In terms of your fear argument, of course it goes without saying you can use fear to describe many different aspects of the game and a player and yes of course it can be a useful as well as useless emotion depending on the context.

OK, what I'm saying is I didn't see a release from a collective mind block. I saw circumstances change. But we were still encountering similar problems - i.e. a lack of intelligent movement, carelessness, etc - How's that ? We just got lucky with that and then finally did actually do something intelligent - as a result of Lamela coming on and Forest chasing it and abandoning their tactics.

I don't think fear or over thinking is why players aren't moving more intelligently and doing more intelligent things in general - I think it's a general lack of intelligence and cognitive ability.

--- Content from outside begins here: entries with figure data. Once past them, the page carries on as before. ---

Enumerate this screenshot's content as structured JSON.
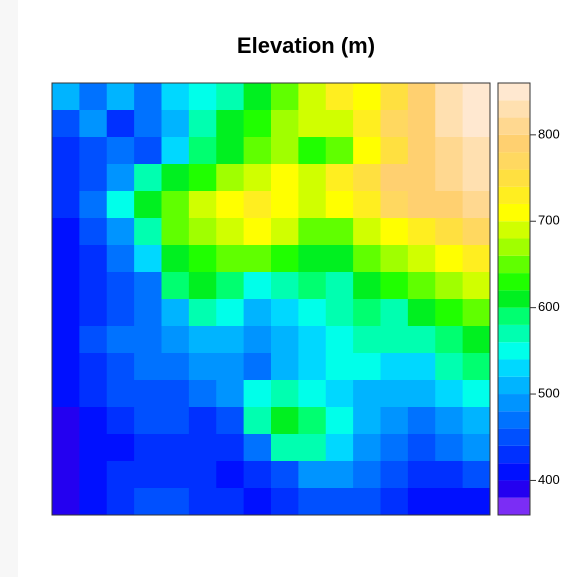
{
  "chart_data": {
    "type": "heatmap",
    "title": "Elevation (m)",
    "z": [
      [
        500,
        460,
        500,
        470,
        520,
        550,
        560,
        600,
        640,
        680,
        720,
        700,
        740,
        780,
        820,
        850
      ],
      [
        450,
        480,
        430,
        470,
        500,
        560,
        600,
        620,
        660,
        690,
        680,
        720,
        760,
        790,
        820,
        840
      ],
      [
        430,
        450,
        460,
        440,
        520,
        580,
        600,
        640,
        660,
        620,
        650,
        700,
        740,
        780,
        810,
        830
      ],
      [
        420,
        440,
        480,
        560,
        600,
        620,
        660,
        680,
        700,
        680,
        720,
        750,
        780,
        790,
        800,
        820
      ],
      [
        420,
        470,
        550,
        600,
        640,
        680,
        700,
        720,
        700,
        690,
        700,
        720,
        760,
        780,
        780,
        800
      ],
      [
        410,
        440,
        480,
        560,
        640,
        660,
        690,
        700,
        680,
        650,
        640,
        680,
        700,
        720,
        740,
        760
      ],
      [
        400,
        430,
        460,
        520,
        600,
        620,
        640,
        640,
        620,
        600,
        600,
        640,
        660,
        680,
        700,
        720
      ],
      [
        400,
        420,
        440,
        470,
        580,
        600,
        580,
        540,
        560,
        580,
        560,
        600,
        620,
        640,
        660,
        680
      ],
      [
        400,
        420,
        450,
        470,
        500,
        560,
        540,
        500,
        520,
        540,
        560,
        580,
        560,
        600,
        620,
        640
      ],
      [
        410,
        440,
        460,
        470,
        480,
        500,
        510,
        480,
        500,
        520,
        540,
        560,
        560,
        560,
        580,
        600
      ],
      [
        400,
        430,
        440,
        460,
        470,
        480,
        480,
        470,
        500,
        520,
        540,
        540,
        520,
        520,
        560,
        580
      ],
      [
        400,
        420,
        440,
        450,
        450,
        460,
        480,
        540,
        560,
        540,
        520,
        500,
        500,
        500,
        520,
        540
      ],
      [
        390,
        410,
        430,
        440,
        440,
        420,
        450,
        560,
        600,
        580,
        540,
        510,
        480,
        470,
        490,
        500
      ],
      [
        390,
        410,
        400,
        420,
        430,
        420,
        430,
        470,
        560,
        560,
        520,
        480,
        460,
        440,
        460,
        480
      ],
      [
        380,
        400,
        420,
        430,
        430,
        420,
        410,
        420,
        450,
        490,
        480,
        460,
        440,
        420,
        430,
        450
      ],
      [
        390,
        410,
        430,
        440,
        440,
        430,
        420,
        410,
        420,
        440,
        450,
        440,
        420,
        410,
        410,
        400
      ]
    ],
    "breaks": [
      360,
      380,
      400,
      420,
      440,
      460,
      480,
      500,
      520,
      540,
      560,
      580,
      600,
      620,
      640,
      660,
      680,
      700,
      720,
      740,
      760,
      780,
      800,
      820,
      840,
      860
    ],
    "colors": [
      "#7b2df5",
      "#2400f0",
      "#0010ff",
      "#0030ff",
      "#0050ff",
      "#0072ff",
      "#0094ff",
      "#00b4ff",
      "#00d8ff",
      "#00ffea",
      "#00ffb0",
      "#00ff70",
      "#00f020",
      "#20ff00",
      "#60ff00",
      "#a0ff00",
      "#d0ff00",
      "#ffff00",
      "#ffee20",
      "#ffe040",
      "#ffd860",
      "#ffd070",
      "#ffd890",
      "#ffe0b0",
      "#ffe8d0"
    ],
    "zticks": [
      400,
      500,
      600,
      700,
      800
    ]
  }
}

I don't think Redknapp improved this, he just had more intelligent players like Modric & VDV.

I definitely don't think Sherwood improved this, he just reinstalled Adebayor who hit some form running and his lack of tactics opened the pitch up which gave stupid players more time and space. You could argue that was clever, I think it was just a fortuitous by product and over time would prove less effective than actually teaching players some structure and discipline.

That's a very simplistic answer I know, and it is never just a simple as that, but that's the bite size version.